Personne n’est tombé de sa chaise en apprenant la réélection de Witold Banka comme président de l’Agence mondiale antidopage. Le Polonais, unique candidat, démarrera son troisième et ultime mandat, comme le stipule le règlement, le 1er janvier prochain. Il rendra définitivement son tablier en décembre 2028, après neuf ans aux commandes de l’AMA. Un record puisque parmi ses prédécesseurs, Dick Pound était resté en poste pendant huit ans et 52 jours (1999-2007), tandis que John Fahey (2008-2013) et Craig Reedie (2014-2019) avaient dirigé l’institution pendant six années. Une longévité qui fait grincer des dents, particulièrement du côté des Etats-Unis.
« Un couronnement » plus qu’une élection
Une fois le résultat officiel, l’Agence américaine antidopage a immédiatement visé l’agence sur les réseaux sociaux, en partageant un article intitulé Comment les élections démocratiques sont empêchées à l’AMA. Celui-ci rapporte notamment que le Néerlandais Chiel Warners, ancien décathlonien, a renoncé à se présenter en raison des critères d’éligibilité, difficiles à satisfaire. « L’AMA promet d’abord des réformes de gouvernance après le scandale antidopage russe, puis change discrètement les règles à la seconde où le monde a détourné le regard. Non seulement l’AMA a accepté un troisième mandat sans précédent pour le président et le vice-président actuellement nommés par le gouvernement et le sport, mais elle s’est aussi moquée d’une véritable indépendance en protégeant davantage les titulaires, en utilisant le sport pour bloquer un candidat viable et en transformant l’élection en un couronnement », cingle l’USADA.

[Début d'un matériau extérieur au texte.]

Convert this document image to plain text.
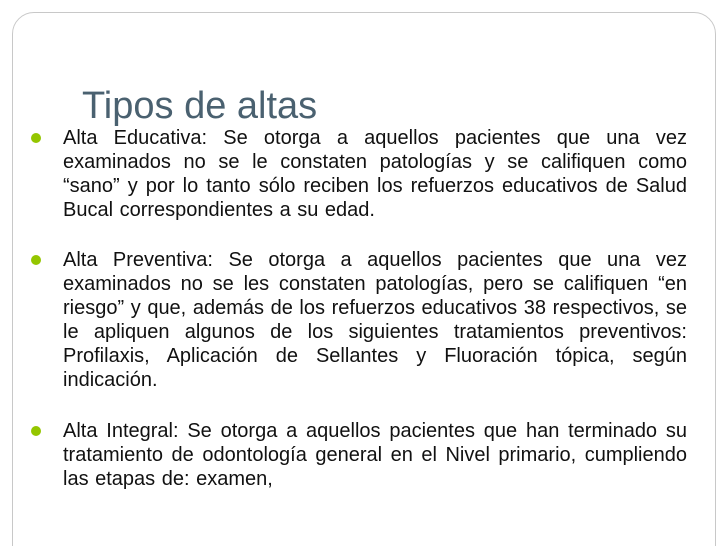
Tipos de altas
Alta Educativa: Se otorga a aquellos pacientes que una vez examinados no se le constaten patologías y se califiquen como “sano” y por lo tanto sólo reciben los refuerzos educativos de Salud Bucal correspondientes a su edad.
Alta Preventiva: Se otorga a aquellos pacientes que una vez examinados no se les constaten patologías, pero se califiquen “en riesgo” y que, además de los refuerzos educativos 38 respectivos, se le apliquen algunos de los siguientes tratamientos preventivos: Profilaxis, Aplicación de Sellantes y Fluoración tópica, según indicación.
Alta Integral: Se otorga a aquellos pacientes que han terminado su tratamiento de odontología general en el Nivel primario, cumpliendo las etapas de: examen,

With this election, WADA has pulled the ultimate 'bait and switch', first promising governance reforms following the Russian anti-doping scandal and then quietly changing the rules the second the world looked away. Not only did WADA agree to an unprecedented third term for the… pic.twitter.com/MlUQ9C5rsF
— USADA (@usantidoping) May 28, 2025
Les Etats-Unis ont multiplié les critiques à l’égard de l’AMA depuis l’affaire des nageurs chinois, malgré une enquête indépendante qui a blanchi l’agence. « La confiance des athlètes et du public dans le système antidopage mondial est à son plus bas niveau depuis 25 ans en raison de l’application incohérente et inégale des règles par l’AMA dans les affaires de natation en Chine et autres », souligne l’USADA. Les Etats-Unis ont suspendu leur contribution financière et ont répété leur intention de ne rien lâcher avant que l’AMA n’entreprenne des réformes profondes. Le temps ne semble cependant pas favorable à une discussion sereine, et Witold Banka l’a lui aussi fait comprendre.
Politisation et complotisme
Le Polonais a répondu aux critiques lors de la conférence de presse qui a suivi sa réélection ainsi que celle de sa vice-présidente Yang Yang. « La politisation de la lutte contre le dopage est très préoccupante, a-t-il commenté. Nous voyons de plus en plus de tentatives pour politiser l’environnement antidopage. Il n’y a pas de place pour la politique ou les guerres de territoire dans la lutte pour un sport propre. » Le président de l’USADA, Travis Tygart, en a pris pour son grade : « Nous sommes ouverts à la coopération, y compris avec les autorités de la Maison Blanche. Nous avons dit à plusieurs reprises que nous devions travailler main dans la main dans l’intérêt des athlètes américains, mais il est difficile de travailler avec Mr Tygart. »
« Il trouve toujours une raison d’attaquer l’AMA, donc c’est compliqué de travailler avec quelqu’un qui croit aux théories du complot, y compris celle selon laquelle nous avons aidé à dissimuler les tests de dopage positifs de 23 nageurs chinois. Il ne fait rien dans l’intérêt de la lutte contre le dopage, il ne fait que parcourir le monde et attaquer l’AMA », déplore Witold Banka, qui sait pertinemment que l’USADA ne lui fera aucun cadeau et surveillera tous ses faits et gestes pour lui mettre la pression. La perspective des Enhanced Games, une compétition que les deux entités s’accordent à condamner, facilitera peut-être le retour d’un dialogue plus apaisé. Les enjeux liés à Los Angeles 2028 et Salt Lake City 2034 aussi.